Not all debts are discharged. The debts discharged vary under each chapter of the Bankruptcy Code. Section 523(a) of the Code specifically excepts various categories of debts from the discharge granted to individual debtors. Therefore, the debtor must still repay those debts after bankruptcy. Congress has determined that these types of debts are not dischargeable for public policy reasons (based either on the nature of the debt or the fact that the debts were incurred due to improper behavior of the debtor, such as the debtor’s drunken driving).
There are 19 categories of debt excepted from discharge under chapters 7, 11, and 12. A more limited list of exceptions applies to cases under chapter 13.
Generally speaking, the exceptions to discharge apply automatically if the language prescribed by section 523(a) applies. The most common types of nondischargeable debts are certain types of tax claims, debts not set forth by the debtor on the lists and schedules the debtor must file with the court, debts for spousal or child support or alimony, debts for willful and malicious injuries to person or property, debts to governmental units for fines and penalties, debts for most government funded or guaranteed educational loans or benefit overpayments, debts for personal injury caused by the debtor’s operation of a motor vehicle while intoxicated, debts owed to certain tax-advantaged retirement plans, and debts for a certain condominium or cooperative housing fees.
The types of debts described in sections 523(a)(2), (4), and (6) (obligations affected by fraud or maliciousness) are not automatically excepted from discharge. Creditors must ask the court to determine that these debts are excepted from discharge. In the absence of an affirmative request by the creditor and the granting of the request by the court, the types of debts set out in sections 523(a)(2), (4), and (6) will be discharged.

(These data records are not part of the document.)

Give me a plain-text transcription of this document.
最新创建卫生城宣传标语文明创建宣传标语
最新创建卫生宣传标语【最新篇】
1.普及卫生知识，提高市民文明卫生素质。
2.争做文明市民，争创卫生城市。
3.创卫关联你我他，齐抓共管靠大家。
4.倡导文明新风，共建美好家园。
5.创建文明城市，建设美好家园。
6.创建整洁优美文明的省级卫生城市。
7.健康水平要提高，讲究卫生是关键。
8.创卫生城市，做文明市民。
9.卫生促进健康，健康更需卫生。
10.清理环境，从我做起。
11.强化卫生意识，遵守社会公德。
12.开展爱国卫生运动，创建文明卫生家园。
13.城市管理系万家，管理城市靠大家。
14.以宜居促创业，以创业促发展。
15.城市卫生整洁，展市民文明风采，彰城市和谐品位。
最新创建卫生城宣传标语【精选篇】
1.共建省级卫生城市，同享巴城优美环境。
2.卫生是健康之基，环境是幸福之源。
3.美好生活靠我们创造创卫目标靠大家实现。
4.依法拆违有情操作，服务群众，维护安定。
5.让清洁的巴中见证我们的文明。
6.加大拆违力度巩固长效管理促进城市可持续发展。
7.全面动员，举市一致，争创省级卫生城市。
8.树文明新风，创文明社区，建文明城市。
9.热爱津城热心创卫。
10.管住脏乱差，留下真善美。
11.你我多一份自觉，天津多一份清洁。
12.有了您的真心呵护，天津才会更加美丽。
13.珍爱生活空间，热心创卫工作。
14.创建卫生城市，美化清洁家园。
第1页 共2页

A slightly broader discharge of debts is available to a debtor in a chapter 13 case than in a chapter 7 case. Debts dischargeable in chapter 13, but not in chapter 7, include debts for willful and malicious injury to property, debts incurred to pay non-dischargeable tax obligations, and debts arising from property settlements in divorce or separation proceedings. Although a chapter 13 debtor generally receives a discharge only after completing all payments required by the court-approved (i.e., “confirmed”) repayment plan, there are some limited circumstances under which the debtor may request the court to grant a “hardship discharge” even though the debtor has failed to complete plan payments. Such a discharge is available only to a debtor whose failure to complete plan payments is due to circumstances beyond the debtor’s control. The scope of chapter 13 “hardship discharge” is similar to that in a chapter 7 case with regard to the types of debts that are excepted from the discharge. A hardship discharge also is available in chapter 12 if the failure to complete plan payments is due to “circumstances for which the debtor should not justly be held accountable.”